On her Flower beauty line: "It gives me a lot of pleasure, and that in itself is the biggest luxury, that is the definition of success: Not hating what you do."
On family life: "My husband and I love spending a Sunday flea-ing. We take little adventures with Olive in the BabyBjörn. We were at a farmers' market the other day, and I was like, 'Ewww, we are a fucking cliché.'"
On fashion: "I love clothes that make me feel good about myself, but I don't contemplate my wardrobe in the morning. I'm actually mad that I have to get out of my sweatpants."
On working out: "My body is never going to be all that and a bag of chips. I will never be that woman who gets up at 5 a.m. to exercise. I'd rather curl up with my husband and my dogs."

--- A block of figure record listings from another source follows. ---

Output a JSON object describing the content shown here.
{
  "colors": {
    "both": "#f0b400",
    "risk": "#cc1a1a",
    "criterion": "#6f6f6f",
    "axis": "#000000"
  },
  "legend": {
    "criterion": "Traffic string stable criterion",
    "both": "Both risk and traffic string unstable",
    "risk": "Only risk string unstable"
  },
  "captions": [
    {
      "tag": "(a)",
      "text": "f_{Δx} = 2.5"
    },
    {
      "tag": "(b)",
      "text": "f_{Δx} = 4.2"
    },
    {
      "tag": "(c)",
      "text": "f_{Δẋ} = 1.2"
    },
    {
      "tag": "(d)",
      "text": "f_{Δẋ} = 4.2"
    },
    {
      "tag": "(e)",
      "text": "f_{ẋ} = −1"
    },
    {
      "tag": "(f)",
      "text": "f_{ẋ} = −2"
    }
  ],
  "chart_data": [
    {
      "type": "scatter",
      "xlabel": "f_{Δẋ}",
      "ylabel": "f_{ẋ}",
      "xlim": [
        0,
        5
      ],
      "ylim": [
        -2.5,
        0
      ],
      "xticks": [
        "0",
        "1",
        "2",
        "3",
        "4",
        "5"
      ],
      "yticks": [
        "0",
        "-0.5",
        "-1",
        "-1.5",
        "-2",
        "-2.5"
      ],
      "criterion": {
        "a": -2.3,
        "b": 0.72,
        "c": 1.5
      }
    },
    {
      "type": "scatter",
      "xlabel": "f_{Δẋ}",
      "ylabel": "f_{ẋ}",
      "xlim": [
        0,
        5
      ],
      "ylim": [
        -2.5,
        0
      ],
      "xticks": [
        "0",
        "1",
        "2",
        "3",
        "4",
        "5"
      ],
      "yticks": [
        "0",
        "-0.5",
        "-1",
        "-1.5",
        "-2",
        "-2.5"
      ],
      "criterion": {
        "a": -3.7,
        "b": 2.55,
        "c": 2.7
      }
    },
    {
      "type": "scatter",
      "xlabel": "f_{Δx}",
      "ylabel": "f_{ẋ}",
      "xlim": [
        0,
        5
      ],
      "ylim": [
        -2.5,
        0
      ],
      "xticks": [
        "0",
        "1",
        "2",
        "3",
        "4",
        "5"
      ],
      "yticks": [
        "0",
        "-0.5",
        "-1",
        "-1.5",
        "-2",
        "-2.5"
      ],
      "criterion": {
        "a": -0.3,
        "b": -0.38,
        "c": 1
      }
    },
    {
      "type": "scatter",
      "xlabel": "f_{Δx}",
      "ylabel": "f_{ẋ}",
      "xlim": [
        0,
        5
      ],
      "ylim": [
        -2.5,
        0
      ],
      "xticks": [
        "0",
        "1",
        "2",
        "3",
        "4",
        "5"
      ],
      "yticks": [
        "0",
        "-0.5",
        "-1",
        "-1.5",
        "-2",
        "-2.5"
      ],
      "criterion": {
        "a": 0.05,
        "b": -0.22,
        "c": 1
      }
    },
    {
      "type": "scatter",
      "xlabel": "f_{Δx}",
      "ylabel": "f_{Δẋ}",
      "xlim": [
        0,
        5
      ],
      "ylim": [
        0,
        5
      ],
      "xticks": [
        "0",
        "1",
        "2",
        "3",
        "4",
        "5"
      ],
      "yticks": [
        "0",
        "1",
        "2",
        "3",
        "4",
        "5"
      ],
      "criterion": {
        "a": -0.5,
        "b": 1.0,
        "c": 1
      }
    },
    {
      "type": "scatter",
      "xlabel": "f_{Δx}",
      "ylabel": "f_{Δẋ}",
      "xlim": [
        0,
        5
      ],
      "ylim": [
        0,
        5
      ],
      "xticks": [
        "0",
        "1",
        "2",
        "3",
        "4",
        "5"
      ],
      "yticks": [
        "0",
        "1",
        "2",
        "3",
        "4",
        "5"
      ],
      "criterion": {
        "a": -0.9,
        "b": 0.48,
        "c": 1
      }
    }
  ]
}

On religion: "I thought about converting, but it takes a lot of work and time. I love the Jewish faith. I love the family values. I can get behind those."
On baby #3? "I think I'd like to have more. In the back of my head, I'm already timing if I was to have another when that would occur."
On David Sedaris: "He is my absolute favorite ever. If I saw him in person, I'd freeze and say nothing. And then I'd say too much. I'd be a crazy person. And probably vomit. And pee on myself. I've never downloaded a book, and I never will. If you want to buy a book, buy a fucking book."